The above synopsis screams “rom-com” to me, and would have been a film I’d have avoided with effort, like I do with those people giving out free newspapers on the streets (they’re on the bus, they’re in my office, I don’t want any more so stop looking offended when I don’t take one. They’re free - leave them on the street and we’ll help ourselves if we want to.) But, as I seem to be mellowing with age, I gave it a go and did not leave the cinema with the usual cynical sneer and nausea.
Hats off, then, to Julie Delphy, who not only played Marion, but also wrote, directed and composed the score for this film. Smarty pants. Delphy’s story is nothing particularly new, but her delivery is frank, realistic and a little charming too. The ties between Marion and Jack feel real, filled with the nuances of a couple who have spent two years together. Squabbles, in-jokes, comfort and those niggling doubts when considering the future. As with Knocked Up, this adds a neat thorn to the usual rose-tinted view of romance.
Delphy gels with Adam Goldberg’s Jack, the two creating scenes that feel improvised, riffing off each other rather than just trawling through lines on a script.

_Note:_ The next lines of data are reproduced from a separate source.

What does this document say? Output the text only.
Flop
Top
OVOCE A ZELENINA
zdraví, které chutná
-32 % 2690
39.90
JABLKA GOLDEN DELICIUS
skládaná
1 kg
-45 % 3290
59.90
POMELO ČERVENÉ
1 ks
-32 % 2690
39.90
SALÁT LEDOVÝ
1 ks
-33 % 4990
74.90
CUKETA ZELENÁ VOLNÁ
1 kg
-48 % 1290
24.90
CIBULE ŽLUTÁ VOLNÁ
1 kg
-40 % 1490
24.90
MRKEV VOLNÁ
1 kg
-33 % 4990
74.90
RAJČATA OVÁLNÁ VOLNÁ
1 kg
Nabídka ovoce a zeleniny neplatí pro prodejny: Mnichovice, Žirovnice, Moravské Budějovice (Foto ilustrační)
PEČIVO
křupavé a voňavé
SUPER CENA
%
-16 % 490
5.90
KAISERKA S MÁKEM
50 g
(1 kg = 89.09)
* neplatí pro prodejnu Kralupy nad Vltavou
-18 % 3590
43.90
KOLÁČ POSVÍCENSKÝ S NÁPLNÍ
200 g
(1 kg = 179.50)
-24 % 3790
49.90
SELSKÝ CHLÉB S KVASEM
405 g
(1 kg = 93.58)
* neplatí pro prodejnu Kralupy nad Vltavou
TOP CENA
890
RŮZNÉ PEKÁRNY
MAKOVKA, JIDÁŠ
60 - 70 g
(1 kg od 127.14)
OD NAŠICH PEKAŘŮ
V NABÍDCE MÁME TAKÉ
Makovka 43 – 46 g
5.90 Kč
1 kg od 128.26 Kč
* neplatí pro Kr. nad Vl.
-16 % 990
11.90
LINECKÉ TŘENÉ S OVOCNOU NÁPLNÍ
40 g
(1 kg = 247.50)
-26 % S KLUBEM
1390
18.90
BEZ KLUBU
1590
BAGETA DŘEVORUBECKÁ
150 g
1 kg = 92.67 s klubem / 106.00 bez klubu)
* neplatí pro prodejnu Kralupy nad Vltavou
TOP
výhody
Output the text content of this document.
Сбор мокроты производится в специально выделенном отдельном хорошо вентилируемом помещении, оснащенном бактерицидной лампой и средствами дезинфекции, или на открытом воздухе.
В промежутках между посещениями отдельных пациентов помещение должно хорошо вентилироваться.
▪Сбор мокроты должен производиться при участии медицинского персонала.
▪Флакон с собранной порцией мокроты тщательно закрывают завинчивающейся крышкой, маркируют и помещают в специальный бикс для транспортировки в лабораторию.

The film has several shades of ‘funny’, be it sweet little directorial touches, wry banter between family, or abstract moments like a crazy man on the tube (Goldberg’s method for scaring him away was particularly memorable).
At times the tone wavered into dodgy territory, showing France from Jack’s American perspective as a strange place, with strange traditions, full of strange foreigners doing and eating stranger things. Ooo those weird French, the Americans will be thinking (replace ‘weird’ with ‘bloody’ if you’re British). Poor old Jack, stuck in that weird country. Let’s laugh at the foreigners and their silly culture. Occasionally I had to remind myself that Delphy is French herself, quelling my assumptions that this is your usual naff Hollywood rom-com that’s set itself in a ‘foreign’ country to give the lazy writers extra jokes. And on looking deeper, Delphy tags on a few American stereotypes, with some digs about their attitude towards terrorism. She makes Jack form his own stereotypes of his surroundings and mirrors it with her family’s attitude towards ‘the American’ that she’s brought into their midst.
By steering Jack and Marion’s main problems towards the issue of thirty-something relationships, Delphy just about avoids making this another boring culture-clash flick. Instead she looks into relationships, how people cope with their destruction, with their past, and with never really knowing the other person. It’s slightly uplifting yet slightly depressing too.
Delphy and Goldberg’s chemistry add to Delphy’s strong script and playful direction. Dig into the bag of adjectives and you can bring out funny, charming, sweet, real and absorbing. Not overly original in concept, but still nicely done, 2 Days in Paris matches its days for CF points (that’s CF2 if you can’t figure it out.)